New depository receipt scheme could bolster foreign investments: BNY Mellon

K. R. Srivats Updated - November 24, 2017 at 05:48 PM.

Liberalisation should further integrate Indian financial system with international capital markets

India’s ground breaking review of depository receipts (DRs) scheme could open the door for increased foreign investment, BNY Mellon, a Global Investment company, has said.

This is positive news both for India and those investing in Indian securities, according to Neil Atkinson, Asia Pacific Head for Depository Receipts at BNY Mellon.

It should promote greater integration of the Indian financial system with international capital markets, he noted.

“The introduction of a new scheme for DR will provide global investors with convenient access to Indian companies, who in turn can attract foreign investment through this flexible and cost efficient securities product.
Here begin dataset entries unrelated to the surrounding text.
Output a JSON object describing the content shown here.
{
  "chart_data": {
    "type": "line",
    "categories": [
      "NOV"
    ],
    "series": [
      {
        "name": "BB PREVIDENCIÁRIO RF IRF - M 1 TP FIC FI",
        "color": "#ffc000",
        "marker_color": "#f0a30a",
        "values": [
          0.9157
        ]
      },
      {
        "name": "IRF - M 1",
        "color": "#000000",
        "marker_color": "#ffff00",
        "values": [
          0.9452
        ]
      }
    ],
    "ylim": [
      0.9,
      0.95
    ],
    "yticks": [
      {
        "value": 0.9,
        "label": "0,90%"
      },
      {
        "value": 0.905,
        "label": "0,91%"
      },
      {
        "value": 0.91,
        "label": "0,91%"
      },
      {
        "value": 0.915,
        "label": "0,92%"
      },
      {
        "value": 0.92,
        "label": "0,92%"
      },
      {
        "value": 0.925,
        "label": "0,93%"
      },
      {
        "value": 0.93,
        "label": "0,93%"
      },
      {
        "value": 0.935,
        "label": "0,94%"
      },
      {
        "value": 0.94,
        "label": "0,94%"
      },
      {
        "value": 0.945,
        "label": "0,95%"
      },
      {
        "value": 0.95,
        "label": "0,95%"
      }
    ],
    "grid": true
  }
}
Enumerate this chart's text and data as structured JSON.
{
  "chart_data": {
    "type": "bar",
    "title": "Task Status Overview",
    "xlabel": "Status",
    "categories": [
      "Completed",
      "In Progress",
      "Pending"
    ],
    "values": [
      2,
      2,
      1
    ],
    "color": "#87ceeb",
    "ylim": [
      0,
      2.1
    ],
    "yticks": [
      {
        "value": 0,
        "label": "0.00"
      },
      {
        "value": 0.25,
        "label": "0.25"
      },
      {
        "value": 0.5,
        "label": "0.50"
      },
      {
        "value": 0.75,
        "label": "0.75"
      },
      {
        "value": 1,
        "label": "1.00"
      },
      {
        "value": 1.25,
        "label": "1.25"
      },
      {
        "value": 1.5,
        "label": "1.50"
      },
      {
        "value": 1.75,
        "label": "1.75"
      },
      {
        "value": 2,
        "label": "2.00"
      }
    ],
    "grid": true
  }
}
In permitting non-capital-raising DRs, India would join more than 60 countries worldwide whose companies have established non-capital raising DR programme investors”, Atkinson said in a statement on Wednesday, a day after the Sahoo panel report was made public by the Finance Ministry.

Sahoo Panel was set up by the Finance Ministry in September 2013 to undertake a comprehensive review of the depository receipt mechanism scheme put in place in India in 1993.

Atkinson said there is significant international demand for Indian equity and greater access to DRs may meet some of the demand not satisfied through routes previously available.

While it could be argued that the importance of DRs has subsided since India’s onshore market has developed, DRs remain an attractive route for foreign investment into India, Atkinson said.